Rhododendron Species Foundation Programs
The RSBG, utilizing our collection of plants native to numerous habitats from around the world, provides education and exposure to the intricacies of the natural world through interpretive signage, guided tours, our website and numerous publications.
The RSBG serves as the primary germplasm repository for the genus Rhododendron, one of the largest genera of plants known to science. The vast majority of our accessioned collections represent documented material obtained from wild populations occurring in some of the most densely populated regions on the planet including the rapidly disappearing wildlands and forests of southeastern Asia where the majority of Rhododendron species occur. These wild populations are at extreme and immediate risk from extirpation and even extinction due to human activities such as land clearing, burning and fuel-wood consumption.
The RSBG provides documented material to universities and scientists around the world. This material is used in phylogenetic and phylogeographic studies, etc. And, in a partnership with the University of Washington, we are sequencing the entire genome of the genus Rhododendron.
Recent Successes and Current Challenges
The RSBG recently (2010) opened the 5000 sq. ft. Rutherford Conservatory, a heated greenhouse open to the public that displays a collection of endangered tropical rhododendrons known as vireyas. These rhododendrons are native to the rapidly disappearing forests of tropical southeastern Asia, specifically, the islands of Borneo, Indonesia and New Guinea.
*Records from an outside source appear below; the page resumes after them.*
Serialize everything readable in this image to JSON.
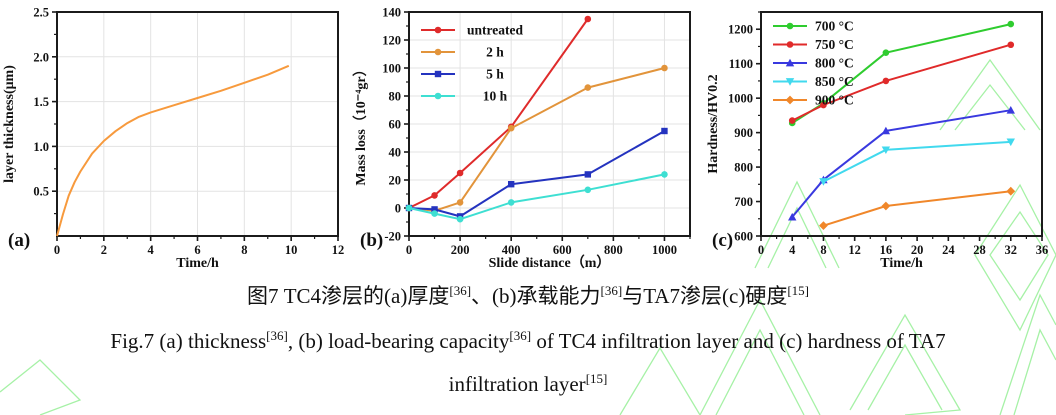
{
  "watermark_color": "#90EE90",
  "chart_data": [
    {
      "id": "a",
      "type": "line",
      "corner_label": "(a)",
      "xlabel": "Time/h",
      "ylabel": "layer thickness(μm)",
      "xlim": [
        0,
        12
      ],
      "ylim": [
        0,
        2.5
      ],
      "grid": true,
      "xticks": {
        "major": [
          0,
          2,
          4,
          6,
          8,
          10,
          12
        ],
        "labels": [
          "0",
          "2",
          "4",
          "6",
          "8",
          "10",
          "12"
        ],
        "minor": [
          1,
          3,
          5,
          7,
          9,
          11
        ]
      },
      "yticks": {
        "major": [
          0.5,
          1,
          1.5,
          2,
          2.5
        ],
        "labels": [
          "0.5",
          "1.0",
          "1.5",
          "2.0",
          "2.5"
        ],
        "minor": [
          0.25,
          0.75,
          1.25,
          1.75,
          2.25
        ]
      },
      "legend": null,
      "series": [
        {
          "name": "layer thickness",
          "color": "#F79A3D",
          "marker": "none",
          "x": [
            0,
            0.25,
            0.5,
            0.75,
            1,
            1.5,
            2,
            2.5,
            3,
            3.5,
            4,
            5,
            6,
            7,
            8,
            9,
            9.9
          ],
          "y": [
            0,
            0.24,
            0.45,
            0.6,
            0.72,
            0.92,
            1.06,
            1.17,
            1.26,
            1.33,
            1.38,
            1.46,
            1.54,
            1.62,
            1.71,
            1.8,
            1.9
          ]
        }
      ]
    },
    {
      "id": "b",
      "type": "line",
      "corner_label": "(b)",
      "xlabel": "Slide distance（m）",
      "ylabel": "Mass loss（10⁻⁴gr）",
      "xlim": [
        0,
        1100
      ],
      "ylim": [
        -20,
        140
      ],
      "grid": true,
      "xticks": {
        "major": [
          0,
          200,
          400,
          600,
          800,
          1000
        ],
        "labels": [
          "0",
          "200",
          "400",
          "600",
          "800",
          "1000"
        ],
        "minor": [
          100,
          300,
          500,
          700,
          900,
          1100
        ]
      },
      "yticks": {
        "major": [
          -20,
          0,
          20,
          40,
          60,
          80,
          100,
          120,
          140
        ],
        "labels": [
          "-20",
          "0",
          "20",
          "40",
          "60",
          "80",
          "100",
          "120",
          "140"
        ],
        "minor": [
          -10,
          10,
          30,
          50,
          70,
          90,
          110,
          130
        ]
      },
      "legend": {
        "x": 12,
        "y": 18,
        "dy": 22,
        "center": true
      },
      "series": [
        {
          "name": "untreated",
          "color": "#DF2B2B",
          "marker": "circle",
          "x": [
            0,
            100,
            200,
            400,
            700
          ],
          "y": [
            0,
            9,
            25,
            58,
            135
          ]
        },
        {
          "name": "2 h",
          "color": "#E2943B",
          "marker": "circle",
          "x": [
            0,
            100,
            200,
            400,
            700,
            1000
          ],
          "y": [
            0,
            -2,
            4,
            57,
            86,
            100
          ]
        },
        {
          "name": "5 h",
          "color": "#2433BF",
          "marker": "square",
          "x": [
            0,
            100,
            200,
            400,
            700,
            1000
          ],
          "y": [
            0,
            -1,
            -6,
            17,
            24,
            55
          ]
        },
        {
          "name": "10 h",
          "color": "#3EDFD2",
          "marker": "circle",
          "x": [
            0,
            100,
            200,
            400,
            700,
            1000
          ],
          "y": [
            0,
            -4,
            -8,
            4,
            13,
            24
          ]
        }
      ]
    },
    {
      "id": "c",
      "type": "line",
      "corner_label": "(c)",
      "xlabel": "Time/h",
      "ylabel": "Hardness/HV0.2",
      "xlim": [
        0,
        36
      ],
      "ylim": [
        600,
        1250
      ],
      "grid": false,
      "xticks": {
        "major": [
          0,
          4,
          8,
          12,
          16,
          20,
          24,
          28,
          32,
          36
        ],
        "labels": [
          "0",
          "4",
          "8",
          "12",
          "16",
          "20",
          "24",
          "28",
          "32",
          "36"
        ],
        "minor": [
          2,
          6,
          10,
          14,
          18,
          22,
          26,
          30,
          34
        ]
      },
      "yticks": {
        "major": [
          600,
          700,
          800,
          900,
          1000,
          1100,
          1200
        ],
        "labels": [
          "600",
          "700",
          "800",
          "900",
          "1000",
          "1100",
          "1200"
        ],
        "minor": [
          650,
          750,
          850,
          950,
          1050,
          1150,
          1250
        ]
      },
      "legend": {
        "x": 12,
        "y": 14,
        "dy": 18.5,
        "center": false
      },
      "series": [
        {
          "name": "700 °C",
          "color": "#2FCC2F",
          "marker": "circle",
          "x": [
            4,
            8,
            16,
            32
          ],
          "y": [
            928,
            985,
            1132,
            1215
          ]
        },
        {
          "name": "750 °C",
          "color": "#E02A2A",
          "marker": "circle",
          "x": [
            4,
            8,
            16,
            32
          ],
          "y": [
            935,
            980,
            1050,
            1155
          ]
        },
        {
          "name": "800 °C",
          "color": "#3939DF",
          "marker": "triangle-up",
          "x": [
            4,
            8,
            16,
            32
          ],
          "y": [
            655,
            763,
            905,
            965
          ]
        },
        {
          "name": "850 °C",
          "color": "#41D9EE",
          "marker": "triangle-down",
          "x": [
            8,
            16,
            32
          ],
          "y": [
            758,
            850,
            873
          ]
        },
        {
          "name": "900 °C",
          "color": "#F0872A",
          "marker": "diamond",
          "x": [
            8,
            16,
            32
          ],
          "y": [
            630,
            687,
            730
          ]
        }
      ]
    }
  ],
  "captions": {
    "cn": [
      {
        "t": "图7 TC4渗层的(a)厚度"
      },
      {
        "sup": "[36]"
      },
      {
        "t": "、(b)承载能力"
      },
      {
        "sup": "[36]"
      },
      {
        "t": "与TA7渗层(c)硬度"
      },
      {
        "sup": "[15]"
      }
    ],
    "en1": [
      {
        "t": "Fig.7 (a) thickness"
      },
      {
        "sup": "[36]"
      },
      {
        "t": ", (b) load-bearing capacity"
      },
      {
        "sup": "[36]"
      },
      {
        "t": " of TC4 infiltration layer and (c) hardness of TA7"
      }
    ],
    "en2": [
      {
        "t": "infiltration layer"
      },
      {
        "sup": "[15]"
      }
    ]
  }
}
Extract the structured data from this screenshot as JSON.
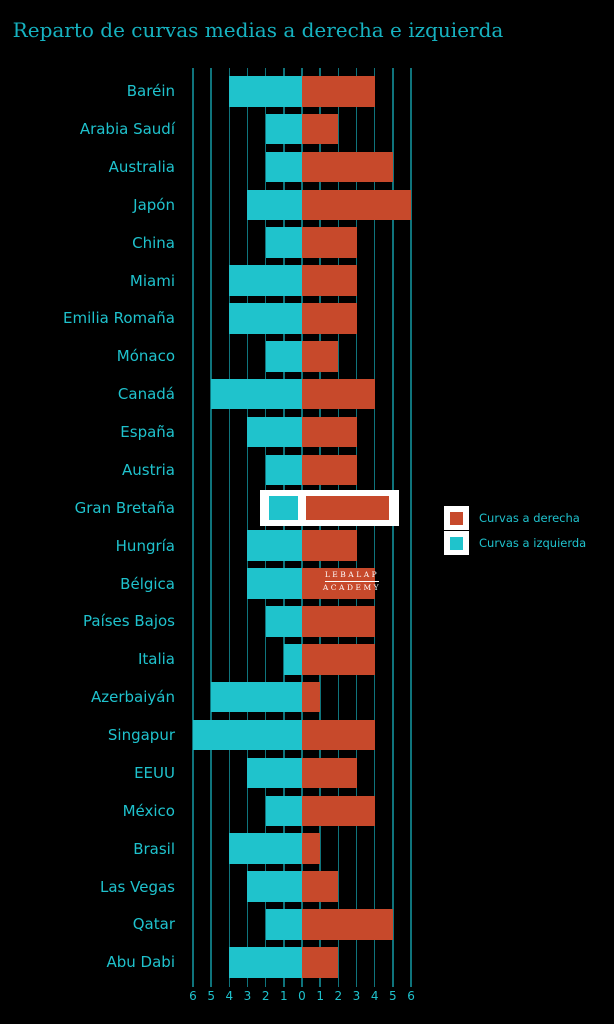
{
  "watermark": {
    "line1": "LEBALAP",
    "line2": "ACADEMY"
  },
  "legend": {
    "items": [
      {
        "label": "Curvas a derecha",
        "series": "Curvas a derecha"
      },
      {
        "label": "Curvas a izquierda",
        "series": "Curvas a izquierda"
      }
    ]
  },
  "chart_data": {
    "type": "bar",
    "variant": "diverging-horizontal",
    "title": "Reparto de curvas medias a derecha e izquierda",
    "categories": [
      "Baréin",
      "Arabia Saudí",
      "Australia",
      "Japón",
      "China",
      "Miami",
      "Emilia Romaña",
      "Mónaco",
      "Canadá",
      "España",
      "Austria",
      "Gran Bretaña",
      "Hungría",
      "Bélgica",
      "Países Bajos",
      "Italia",
      "Azerbaiyán",
      "Singapur",
      "EEUU",
      "México",
      "Brasil",
      "Las Vegas",
      "Qatar",
      "Abu Dabi"
    ],
    "series": [
      {
        "name": "Curvas a izquierda",
        "side": "left",
        "color": "#1fc3cc",
        "values": [
          4,
          2,
          2,
          3,
          2,
          4,
          4,
          2,
          5,
          3,
          2,
          2,
          3,
          3,
          2,
          1,
          5,
          6,
          3,
          2,
          4,
          3,
          2,
          4
        ]
      },
      {
        "name": "Curvas a derecha",
        "side": "right",
        "color": "#c7492b",
        "values": [
          4,
          2,
          5,
          6,
          3,
          3,
          3,
          2,
          4,
          3,
          3,
          5,
          3,
          4,
          4,
          4,
          1,
          4,
          3,
          4,
          1,
          2,
          5,
          2
        ]
      }
    ],
    "x_axis": {
      "range": [
        -6,
        6
      ],
      "ticks": [
        "6",
        "5",
        "4",
        "3",
        "2",
        "1",
        "0",
        "1",
        "2",
        "3",
        "4",
        "5",
        "6"
      ]
    },
    "highlighted_category": "Gran Bretaña",
    "grid": true,
    "legend_position": "right",
    "colors": {
      "background": "#000000",
      "title": "#16b2c0",
      "text": "#1fc2cd",
      "grid": "#0f747c",
      "highlight_frame": "#ffffff",
      "watermark": "#ffffff"
    }
  }
}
In addition, other rare plants such as wild orchid species and tree ferns are also displayed, all growing together as one would see them in their native habitats. This new exhibit serves to further our mission of education about the biology of plants as well as raising the awareness of the general public concerning the environmental degradation that is taking place in these far distant lands.
The greatest need at the RSBG is additional professional staffing. Consider all that we accomplish with just six full-time employees: maintain a 22-acre public garden, outreach and science programs, full-time nursery and plant shipping, gift shop, 22 buildings to maintain including four heated greenhouses, etc. But also consider that virtually every one of these six individuals performs the functions of two or even three full-time positions (for example, the Executive Director also functions as the Curator and the Gardener). So much more could be accomplished in education and outreach as well as renovation of the garden if we could hire even one additional full-time employee.